Overview of AIRA dashboard

Artificial Intelligence Retail Analytics (AIRA) dashboard is Capillary’s platform to run machine learning models. AIRA dashboard offers self-serve personalization with several models available out-of-the box.  The AIRA Dashboard allows you to launch models for your org in just a few clicks and leverage valuable inferences from them.

AIRA dashboard abstracts the complexity of data science and makes machine learning models easily accessible to analysts. You can make business decisions based on the insights provided by the model. Since, processing and making inferences on data present in large volumes cannot be handled manually, machine learning provides an intuitive solution to the problem. The AIRA dashboard closely works on the principles of machine learning operations (MLOps). MLOps streamlines the data science outreach for an organization.

Benefits of AIRA dashboard

AIRA Dashboard aims to address the following benefits for running and managing machine learning models efficiently.

Ready availability of machine learning models

The AIRA dashboard fosters model discovery with all existing and upcoming models available on the dashboard. To know the list of models that can be used for running personalization campaigns, for example, brand users need not rely on Capillary Customer Success (CS) teams.

Seamless integration with Capillary application

Once the models go live on the AIRA dashboard, the results (predictions) can be utilized in Engage+ as filters to run personalized campaigns.

Likewise, users of Insights+ can leverage live models to generate reports that depict vital statistics. 

All model results can be visualized on Insights+ reports. However, the Insights+ team needs to setup KPIs for the reports to view results.


Improved productivity

The AIRA dashboard has been designed with the goal of making Artificial Intelligence (AI) self-serve. A marketer looking to run a personalized, churn killer campaign, for instance, need not rely on internal data science teams. Capillary’s Insights+ team intervention is also not required.

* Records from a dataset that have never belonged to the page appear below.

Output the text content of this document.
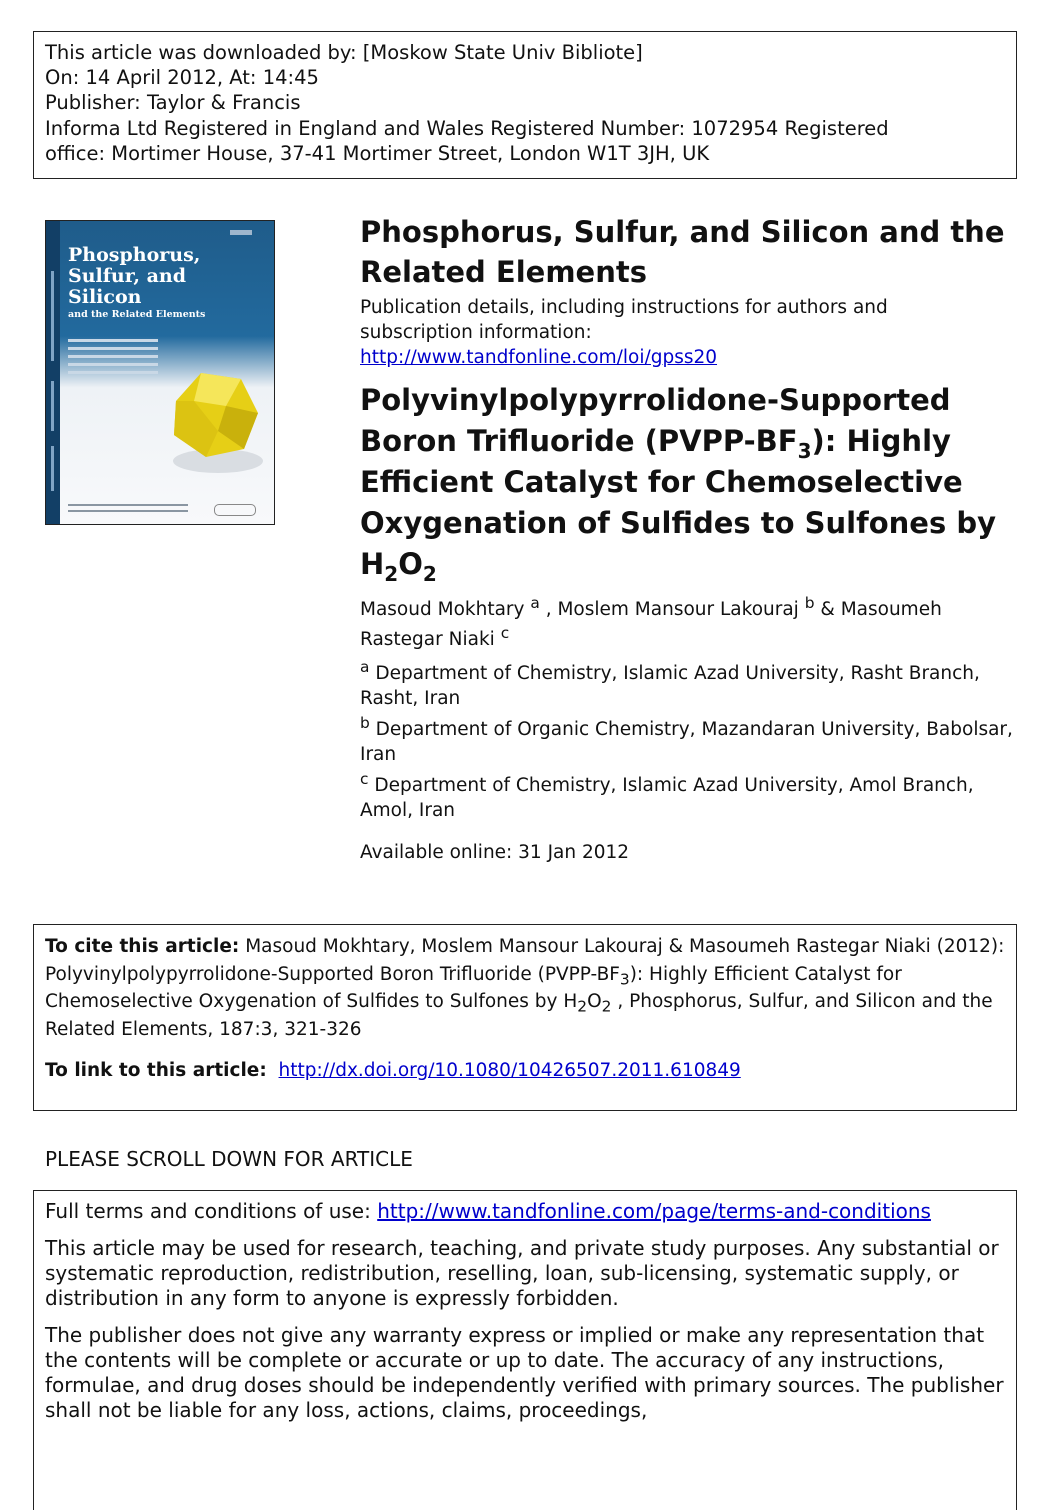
This article was downloaded by: [Moskow State Univ Bibliote]
On: 14 April 2012, At: 14:45
Publisher: Taylor & Francis
Informa Ltd Registered in England and Wales Registered Number: 1072954 Registered
office: Mortimer House, 37-41 Mortimer Street, London W1T 3JH, UK
Phosphorus,
Sulfur, and
Silicon
and the Related Elements
Phosphorus, Sulfur, and Silicon and the Related Elements
Publication details, including instructions for authors and
subscription information:
http://www.tandfonline.com/loi/gpss20
Polyvinylpolypyrrolidone-Supported Boron Trifluoride $(PVPP-BF_3)$: Highly Efficient Catalyst for Chemoselective Oxygenation of Sulfides to Sulfones by $H_2O_2$
Masoud Mokhtary $^a$ , Moslem Mansour Lakouraj $^b$ & Masoumeh Rastegar Niaki $^c$
$^a$ Department of Chemistry, Islamic Azad University, Rasht Branch, Rasht, Iran
$^b$ Department of Organic Chemistry, Mazandaran University, Babolsar, Iran
$^c$ Department of Chemistry, Islamic Azad University, Amol Branch, Amol, Iran
Available online: 31 Jan 2012
To cite this article: Masoud Mokhtary, Moslem Mansour Lakouraj & Masoumeh Rastegar Niaki (2012): Polyvinylpolypyrrolidone-Supported Boron Trifluoride $(PVPP-BF_3)$: Highly Efficient Catalyst for Chemoselective Oxygenation of Sulfides to Sulfones by $H_2O_2$ , Phosphorus, Sulfur, and Silicon and the Related Elements, 187:3, 321-326
To link to this article: http://dx.doi.org/10.1080/10426507.2011.610849
PLEASE SCROLL DOWN FOR ARTICLE

Full terms and conditions of use: http://www.tandfonline.com/page/terms-and-conditions

This article may be used for research, teaching, and private study purposes. Any substantial or systematic reproduction, redistribution, reselling, loan, sub-licensing, systematic supply, or distribution in any form to anyone is expressly forbidden.

The publisher does not give any warranty express or implied or make any representation that the contents will be complete or accurate or up to date. The accuracy of any instructions, formulae, and drug doses should be independently verified with primary sources. The publisher shall not be liable for any loss, actions, claims, proceedings,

With the AIRA dashboard, the marketer can leverage the relevant model while utilizing predictions to run personalized campaigns. There is no productivity loss as there is no dependency on internal or external teams.

Easy management

AIRA dashboard provides a timely management of the machine learning models that an organization deploys. The dashboard validates and trains the model regularly in periodic intervals to ensure that predictions are accurate and based on recent data.

To get started with AIRA Dashboard, see here.


Use Cases

Model display nameUse cases of the model
Transaction Propensity
  1. The high propensity customers can be encouraged to try products that have been newly launched. Orgs can identify the customers that are most likely to transact in the next 30 days using the transaction propensity model and target these customers with specific campaigns. 
  2. Orgs can also identify the customers that are least likely to transact in the next 30 days and exclude them from campaigns. 
  3. Product preferences of customers who are most likely to transact in the next 30 days can be analyzed using Insights+. Use results generated by models in Insights+ for reports. 
Customer Churn Prediction
  1. Orgs can identify the customers who are likely to churn in the next 30 days and these customers can be targeted with aggressive churn killer campaigns. 
  2. Customers who are least likely to churn can be targeted with informational campaigns (instead of aggressive, personalized offers) to keep them engaged.

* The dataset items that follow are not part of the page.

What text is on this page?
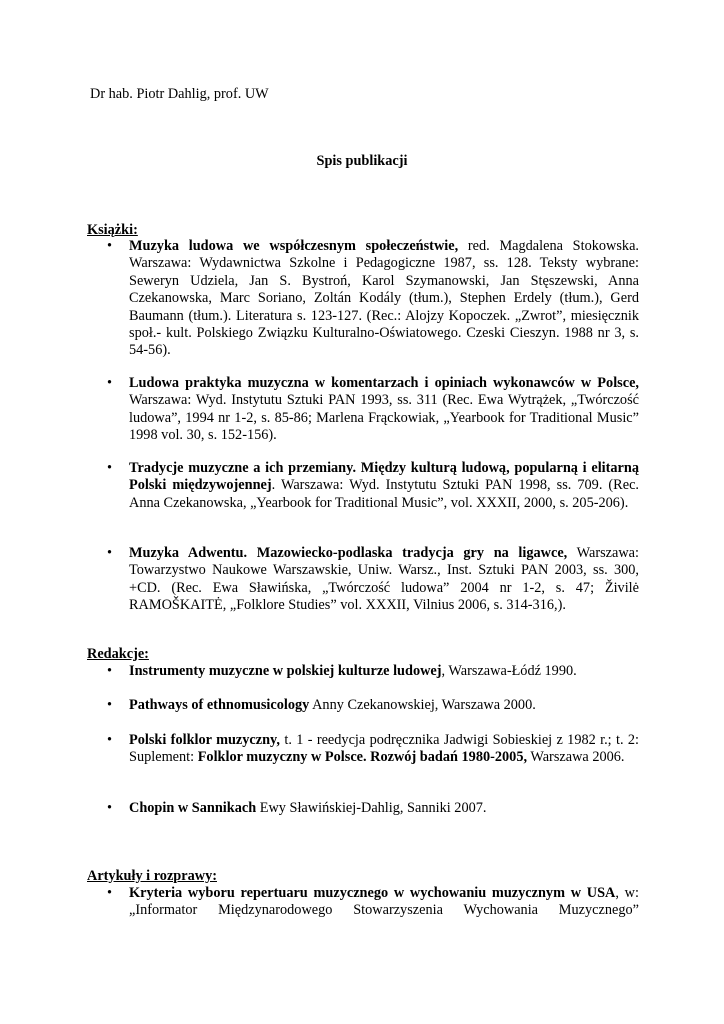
Dr hab. Piotr Dahlig, prof. UW
Spis publikacji
Książki:
•	Muzyka ludowa we współczesnym społeczeństwie, red. Magdalena Stokowska. Warszawa: Wydawnictwa Szkolne i Pedagogiczne 1987, ss. 128. Teksty wybrane: Seweryn Udziela, Jan S. Bystroń, Karol Szymanowski, Jan Stęszewski, Anna Czekanowska, Marc Soriano, Zoltán Kodály (tłum.), Stephen Erdely (tłum.), Gerd Baumann (tłum.). Literatura s. 123-127. (Rec.: Alojzy Kopoczek. „Zwrot”, miesięcznik społ.- kult. Polskiego Związku Kulturalno-Oświatowego. Czeski Cieszyn. 1988 nr 3, s. 54-56).
•	Ludowa praktyka muzyczna w komentarzach i opiniach wykonawców w Polsce, Warszawa: Wyd. Instytutu Sztuki PAN 1993, ss. 311 (Rec. Ewa Wytrążek, „Twórczość ludowa”, 1994 nr 1-2, s. 85-86; Marlena Frąckowiak, „Yearbook for Traditional Music” 1998 vol. 30, s. 152-156).
•	Tradycje muzyczne a ich przemiany. Między kulturą ludową, popularną i elitarną Polski międzywojennej. Warszawa: Wyd. Instytutu Sztuki PAN 1998, ss. 709. (Rec. Anna Czekanowska, „Yearbook for Traditional Music”, vol. XXXII, 2000, s. 205-206).
•	Muzyka Adwentu. Mazowiecko-podlaska tradycja gry na ligawce, Warszawa: Towarzystwo Naukowe Warszawskie, Uniw. Warsz., Inst. Sztuki PAN 2003, ss. 300, +CD. (Rec. Ewa Sławińska, „Twórczość ludowa” 2004 nr 1-2, s. 47; Živilė RAMOŠKAITĖ, „Folklore Studies” vol. XXXII, Vilnius 2006, s. 314-316,).
Redakcje:
•	Instrumenty muzyczne w polskiej kulturze ludowej, Warszawa-Łódź 1990.
•	Pathways of ethnomusicology Anny Czekanowskiej, Warszawa 2000.
•	Polski folklor muzyczny, t. 1 - reedycja podręcznika Jadwigi Sobieskiej z 1982 r.; t. 2: Suplement: Folklor muzyczny w Polsce. Rozwój badań 1980-2005, Warszawa 2006.
•	Chopin w Sannikach Ewy Sławińskiej-Dahlig, Sanniki 2007.
Artykuły i rozprawy:
•	Kryteria wyboru repertuaru muzycznego w wychowaniu muzycznym w USA, w: „Informator Międzynarodowego Stowarzyszenia Wychowania Muzycznego”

Campaign Response Prediction

  1. Orgs can identify customers who are most likely to respond to a campaign. For instance, customers not likely to respond to a festive campaign can be excluded and campaign costs can be saved.
CLTV Prediction
  1. Orgs can identify the most valuable customers for the brand using the CLTV Prediction model. Orgs can create an exclusive experience for such customers. 
  2. Orgs can identify the customers with low CLTV value and offer them loyalty services or additional discounts to upscale their value.
  3. Orgs can use a combination of CLTV prediction and churn prediction models to arrest churn of high value customers.